Greens: Rather left wing liberals, ecologic positions.
Who is in the government right now?
SPD the Greens and the FDP. Do they like each other? No they hate each other but they are forced to work together.
In the current political discussion the CDU/CSU (especially the CSU from Bavaria) are complaining the current government switched off the last remaining nuclear plants in Germany. The FDP which is part of the government is also criticizing the switch off of the last nuclear plants albeit being in the same government.
Now lets take a look which parties switched most of the nuclear plants off since Fukushima?
It was the conservative CDU with the economic liberal FDP which decided in 2011 to stop using nuclear power in Germany.
At the time when the Greens were in power a decade later, it was already way to late to build out nuclear infrastructure again (not to mention the lack of fuel).
So yes, you've metioned a conspiracy theory without any substance.
The Greens continually pushed for renewables, which the (conservative) government largely ignored in favour of building gas pipelines to Russia.
The question does not make sense because it does not describe what happened.

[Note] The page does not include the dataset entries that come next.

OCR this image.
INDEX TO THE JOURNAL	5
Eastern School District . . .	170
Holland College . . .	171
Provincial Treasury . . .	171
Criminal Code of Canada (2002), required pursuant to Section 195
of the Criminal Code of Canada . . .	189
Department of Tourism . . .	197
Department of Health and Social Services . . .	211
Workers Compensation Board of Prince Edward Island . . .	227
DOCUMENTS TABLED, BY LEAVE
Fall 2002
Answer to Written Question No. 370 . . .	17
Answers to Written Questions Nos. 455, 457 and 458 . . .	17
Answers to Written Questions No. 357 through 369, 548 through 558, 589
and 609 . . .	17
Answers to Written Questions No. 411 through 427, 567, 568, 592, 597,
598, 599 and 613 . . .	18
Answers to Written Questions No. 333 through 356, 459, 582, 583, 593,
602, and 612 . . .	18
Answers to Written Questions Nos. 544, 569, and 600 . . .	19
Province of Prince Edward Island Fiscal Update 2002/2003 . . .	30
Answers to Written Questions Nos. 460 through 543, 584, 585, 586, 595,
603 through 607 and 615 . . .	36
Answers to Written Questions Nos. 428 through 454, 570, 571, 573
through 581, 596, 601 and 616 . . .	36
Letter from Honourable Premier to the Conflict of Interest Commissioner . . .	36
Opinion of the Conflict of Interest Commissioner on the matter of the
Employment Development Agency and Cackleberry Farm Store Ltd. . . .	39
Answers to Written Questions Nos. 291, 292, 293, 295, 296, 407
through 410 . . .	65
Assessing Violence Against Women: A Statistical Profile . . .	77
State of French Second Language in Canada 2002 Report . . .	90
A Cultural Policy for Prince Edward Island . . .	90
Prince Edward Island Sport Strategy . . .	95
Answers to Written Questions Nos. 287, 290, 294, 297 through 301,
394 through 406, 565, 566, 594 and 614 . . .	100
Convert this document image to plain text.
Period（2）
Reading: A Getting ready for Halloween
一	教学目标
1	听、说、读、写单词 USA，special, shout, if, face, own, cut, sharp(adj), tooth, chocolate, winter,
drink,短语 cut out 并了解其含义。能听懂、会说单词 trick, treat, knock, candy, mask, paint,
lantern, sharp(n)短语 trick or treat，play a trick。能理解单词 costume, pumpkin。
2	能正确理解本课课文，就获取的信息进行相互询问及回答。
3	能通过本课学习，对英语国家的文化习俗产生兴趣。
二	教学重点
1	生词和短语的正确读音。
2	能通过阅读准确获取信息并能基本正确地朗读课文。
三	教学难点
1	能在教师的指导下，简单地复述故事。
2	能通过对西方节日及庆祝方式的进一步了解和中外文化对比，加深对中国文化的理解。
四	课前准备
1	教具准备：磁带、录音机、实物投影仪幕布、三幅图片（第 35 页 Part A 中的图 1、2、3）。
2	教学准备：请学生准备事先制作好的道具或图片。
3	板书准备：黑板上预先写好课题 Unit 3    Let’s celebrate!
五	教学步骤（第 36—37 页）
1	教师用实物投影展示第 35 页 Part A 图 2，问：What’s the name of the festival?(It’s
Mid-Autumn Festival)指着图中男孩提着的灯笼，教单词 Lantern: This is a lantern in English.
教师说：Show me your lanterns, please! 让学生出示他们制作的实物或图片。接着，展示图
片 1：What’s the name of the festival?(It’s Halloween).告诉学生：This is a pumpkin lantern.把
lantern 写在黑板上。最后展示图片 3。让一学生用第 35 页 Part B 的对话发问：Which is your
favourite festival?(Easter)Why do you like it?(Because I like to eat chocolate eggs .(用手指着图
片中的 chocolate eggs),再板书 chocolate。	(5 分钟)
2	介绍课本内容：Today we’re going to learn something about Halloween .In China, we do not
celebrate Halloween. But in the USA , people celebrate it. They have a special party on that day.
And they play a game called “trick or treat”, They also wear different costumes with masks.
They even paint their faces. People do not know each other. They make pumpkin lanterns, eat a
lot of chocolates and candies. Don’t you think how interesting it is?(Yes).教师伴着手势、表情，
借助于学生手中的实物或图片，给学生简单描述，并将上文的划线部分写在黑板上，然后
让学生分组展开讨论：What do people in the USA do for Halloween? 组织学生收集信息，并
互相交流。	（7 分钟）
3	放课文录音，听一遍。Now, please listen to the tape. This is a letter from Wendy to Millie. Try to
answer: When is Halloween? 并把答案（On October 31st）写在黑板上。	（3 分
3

It was the conservatives who took the decision to phase out nuclear power in Germany.
It is unlikely that the greens had much control over that, even if someone would have claimed it their victory at the time. That the greens would wield secret power over their political opponents would require a special kind of conspiracy.
It was done for economic reasons, like so many other political decisions are. The connections to Russian oil and gas companies on both sides of politics probably helped, but it would have happened anyway. Of course it was spun as a great thing for the environment, which it wasn't, but spin doesn't have to make sense.
Ex-politicians riding the Russian oligarch gravy train should be chastised, and rightfully so. That does not require any anti-green sentiment or conspiracies, just common sense.
We must take into account the public money spent to build and maintain the electricity system. In France, for example, electricity is cheaper than in most similar countries, but nuclear power costs taxpayers a huge amount of money.
The problem is that it lead to investment on the expectation of high electricity prices in the future. Oil companies went and overspent on offshore wind concessions. When the prices dropped they were back to relying on strike prices that didn't offer enough profit and cancelled schemes. At least in the UK offshore wind has been somewhat stalled by that and by delay to grid connections.
This time, however, it looks like it's actually true and that's just for wind and solar. This is incredible, and done through slowly compounding gains that didn't cause massive economic hardships along the way.